Kürbis einmal anders! Kombiniert mit Apfel in einer weihnachtlich anmutenden Marmelade macht er auch eine gute Figur.

Man darf schon mal was Neues ausprobieren. Es müssen ja nicht gleich völlig fremde Geschmacksexplosionen sein, es reicht schon, wenn man eine Zutat in einem ungewohnten Zusammenhang verwendet. Wie beispielsweise den Kürbis in einer Marmelade. Rezepte davon gibt es ja nun schon einige, wie etwa eine Kürbis-Orangen-Marmelade. Aber da ich mit den Hauptzutaten heimisch bleiben wollte, habe ich mich in diesem Fall für Apfel entschieden.
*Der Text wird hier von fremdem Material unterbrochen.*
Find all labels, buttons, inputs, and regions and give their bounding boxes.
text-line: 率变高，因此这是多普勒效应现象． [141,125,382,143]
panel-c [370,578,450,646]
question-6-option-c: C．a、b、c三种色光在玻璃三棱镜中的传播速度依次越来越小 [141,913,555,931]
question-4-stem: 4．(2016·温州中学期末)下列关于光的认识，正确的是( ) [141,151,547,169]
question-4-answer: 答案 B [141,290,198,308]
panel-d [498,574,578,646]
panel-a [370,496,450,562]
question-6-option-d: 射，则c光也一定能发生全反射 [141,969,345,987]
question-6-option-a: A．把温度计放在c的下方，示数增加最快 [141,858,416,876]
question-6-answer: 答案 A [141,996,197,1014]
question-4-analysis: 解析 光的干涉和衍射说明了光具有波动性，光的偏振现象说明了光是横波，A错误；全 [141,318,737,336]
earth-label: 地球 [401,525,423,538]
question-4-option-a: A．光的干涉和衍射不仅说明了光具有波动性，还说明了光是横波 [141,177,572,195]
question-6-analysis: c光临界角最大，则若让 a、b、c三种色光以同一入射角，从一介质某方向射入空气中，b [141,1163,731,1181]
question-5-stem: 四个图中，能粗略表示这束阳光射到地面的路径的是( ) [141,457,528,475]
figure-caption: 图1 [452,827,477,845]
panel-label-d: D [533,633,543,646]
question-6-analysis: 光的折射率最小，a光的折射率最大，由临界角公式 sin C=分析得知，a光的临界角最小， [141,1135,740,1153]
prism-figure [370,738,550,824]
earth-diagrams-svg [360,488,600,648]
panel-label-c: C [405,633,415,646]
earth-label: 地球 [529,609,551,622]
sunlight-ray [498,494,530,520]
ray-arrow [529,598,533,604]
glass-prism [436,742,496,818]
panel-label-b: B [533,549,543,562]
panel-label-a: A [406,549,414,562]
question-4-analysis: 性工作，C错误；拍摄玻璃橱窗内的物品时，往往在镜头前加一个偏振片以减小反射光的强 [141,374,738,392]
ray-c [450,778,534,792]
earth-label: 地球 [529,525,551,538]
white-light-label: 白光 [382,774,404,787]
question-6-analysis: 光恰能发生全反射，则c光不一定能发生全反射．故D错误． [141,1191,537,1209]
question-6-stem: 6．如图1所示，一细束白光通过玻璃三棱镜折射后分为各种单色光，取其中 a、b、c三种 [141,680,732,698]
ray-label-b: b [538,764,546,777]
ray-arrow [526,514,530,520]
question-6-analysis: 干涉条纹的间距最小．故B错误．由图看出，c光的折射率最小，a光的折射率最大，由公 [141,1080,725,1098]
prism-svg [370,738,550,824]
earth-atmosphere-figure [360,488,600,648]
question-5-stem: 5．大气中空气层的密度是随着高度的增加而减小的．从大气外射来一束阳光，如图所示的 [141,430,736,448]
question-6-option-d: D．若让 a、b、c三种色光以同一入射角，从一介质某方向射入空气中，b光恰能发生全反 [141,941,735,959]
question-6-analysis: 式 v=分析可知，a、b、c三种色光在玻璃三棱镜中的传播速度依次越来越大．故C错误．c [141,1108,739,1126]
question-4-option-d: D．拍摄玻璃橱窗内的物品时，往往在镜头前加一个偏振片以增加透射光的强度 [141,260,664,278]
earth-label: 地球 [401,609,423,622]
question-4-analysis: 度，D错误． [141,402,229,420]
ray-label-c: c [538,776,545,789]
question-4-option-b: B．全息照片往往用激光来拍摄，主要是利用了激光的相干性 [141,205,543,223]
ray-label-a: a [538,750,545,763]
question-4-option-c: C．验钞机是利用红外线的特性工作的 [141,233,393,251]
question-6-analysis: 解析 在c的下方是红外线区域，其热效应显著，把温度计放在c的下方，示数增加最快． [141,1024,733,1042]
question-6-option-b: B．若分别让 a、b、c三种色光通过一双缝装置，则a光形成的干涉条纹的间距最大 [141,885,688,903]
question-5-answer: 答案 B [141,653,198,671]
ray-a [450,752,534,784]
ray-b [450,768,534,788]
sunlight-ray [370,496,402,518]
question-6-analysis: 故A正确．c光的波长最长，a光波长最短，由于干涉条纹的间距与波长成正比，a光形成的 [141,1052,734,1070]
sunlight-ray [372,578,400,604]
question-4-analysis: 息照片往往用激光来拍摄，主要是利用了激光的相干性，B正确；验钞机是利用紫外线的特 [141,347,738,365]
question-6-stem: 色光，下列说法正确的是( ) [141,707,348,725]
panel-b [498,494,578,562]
Genauer gesagt habe ich Apfelsaft verwendet. Und ein paar weihnachtliche Gewürze noch dazu. Dann durfte sich die Marmelade einem kritischen Familien-Geschmackstest unterziehen. Und siehe da: sie hat bestanden! Den Kürbis schmeckt man eigentlich nicht wirklich raus, aber auch den Apfel nicht. Es ist eine harmonische, durch die Gewürze weihnachtlich schmeckende Marmelade, allerdings mit wenig Säure. Wer also ein Freund von sehr fruchtigen, eher säuerlichen Marmeladen ist, den wird diese Marmelade nicht überzeugen. Allerdings habe auch ich es gerne sauer, aber sie schmeckt sogar mir. Etwa auf einer Scheibe weichem Milchbrot – mmmmmh!

Kürbis-Apfel-Marmelade

5 von 7 Bewertungen
Vorbereitungszeit 30 Minuten
Zubereitungszeit 10 Minuten

Zutaten

  • 500 g Kürbisfleisch
  • 600 ml Apfelsaft (am besten naturtrüb)
  • Saft von 3 Bio-Zitronen
  • Zimt- und Nelkenpulver
  • 500 g Gelierzucker 2:1

Anleitungen 

  • Den Kürbis in kleinere Würfel und mit den restlichen Zutaten, außer dem Gelierzucker, aufkochen. Das Ganze so lange köcheln lassen, bis der Kürbis weich ist.
  • Jetzt den Gelierzucker zugeben, aufkochen und unter ständigem Rühren 4 min. sprudelnd kochen lassen.
  • In sterilisierte Gläser abfüllen und gut verschließen.

Notizen

Man nimmt deshalb mehr Apfelsaft, da beim Kürbis weichkochen etwas davon verkocht.